To be clear: not all assertions of patent rights are illegitimate. Some obviously are legitimate, and the infringers should be brought to justice. Moreover, the trolls did not get their groove back purely by accident. The legal environment today is unquestionably more hospitable to them, in no small part because US Patent and Trademark Office (USPTO) director Andrei Iancu is a demonstrated apologist for trolls, himself, and has run his office accordingly. The trolls are back because people in Washington want them back, and
This is a problem not only for the innocent victims of frivolous patent litigation. A pro-troll legal environment is one in which other bad actors with an interest in abusing the patent system for their own purposes can do vast amounts of damage to Americans. In fact, one could arguably lay the current scourge of high drug prices at the feet of the patent system. This is because pharmaceutical companies do everything in their power to extend the period of time in which they are given the monopoly power over pricing that patents confer on them. This process, called “evergreening,” takes the perfectly legitimate granting of patents to companies that research life-saving drugs, and twists it into an excuse for borderline absurd attempts to keep those patents alive long after the costs of research and development have been recouped, with ample profit to go with them. Unsurprisingly, it is yet another thing that Iancu’s office is in denial about.
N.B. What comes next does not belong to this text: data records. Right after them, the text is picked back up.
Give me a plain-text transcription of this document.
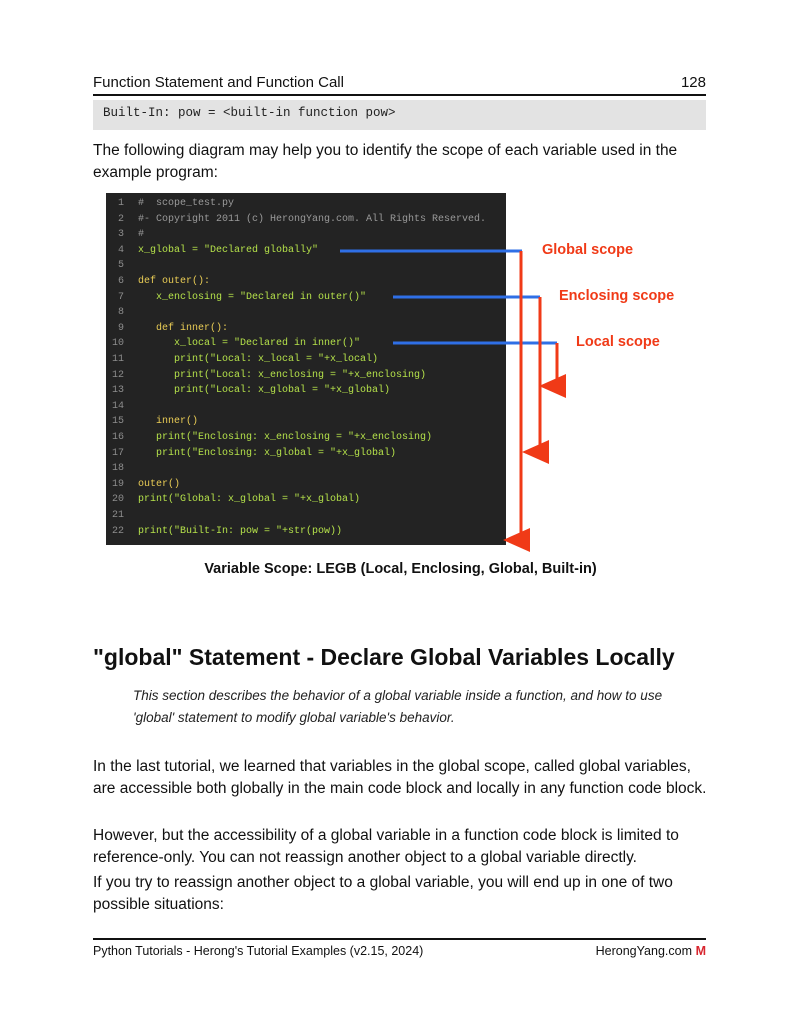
Function Statement and Function Call	128
Built-In: pow = <built-in function pow>
The following diagram may help you to identify the scope of each variable used in the example program:
1 #  scope_test.py
2 #- Copyright 2011 (c) HerongYang.com. All Rights Reserved.
3 #
4 x_global = "Declared globally"
5
6 def outer():
7 x_enclosing = "Declared in outer()"
8
9 def inner():
10 x_local = "Declared in inner()"
11 print("Local: x_local = "+x_local)
12 print("Local: x_enclosing = "+x_enclosing)
13 print("Local: x_global = "+x_global)
14
15 inner()
16 print("Enclosing: x_enclosing = "+x_enclosing)
17 print("Enclosing: x_global = "+x_global)
18
19 outer()
20 print("Global: x_global = "+x_global)
21
22 print("Built-In: pow = "+str(pow))
Global scope
Enclosing scope
Local scope
Variable Scope: LEGB (Local, Enclosing, Global, Built-in)
"global" Statement - Declare Global Variables Locally
This section describes the behavior of a global variable inside a function, and how to use 'global' statement to modify global variable's behavior.
In the last tutorial, we learned that variables in the global scope, called global variables, are accessible both globally in the main code block and locally in any function code block.
However, but the accessibility of a global variable in a function code block is limited to reference-only. You can not reassign another object to a global variable directly.
If you try to reassign another object to a global variable, you will end up in one of two possible situations:
Python Tutorials - Herong's Tutorial Examples (v2.15, 2024)	HerongYang.com M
Let’s be clear: patents are unquestionably good things. They provide the means by which inventions become profitable, and thus the incentive by which many inventions exist. Properly understood, they are the lifeblood of doctors and engineers the world over. But as with so much else, as the old joke implies, when lawyers get involved, we end up with chaos. Patent trolls and their peers in Big Pharma created that chaos. The question for policymakers going forward should be how to fix it.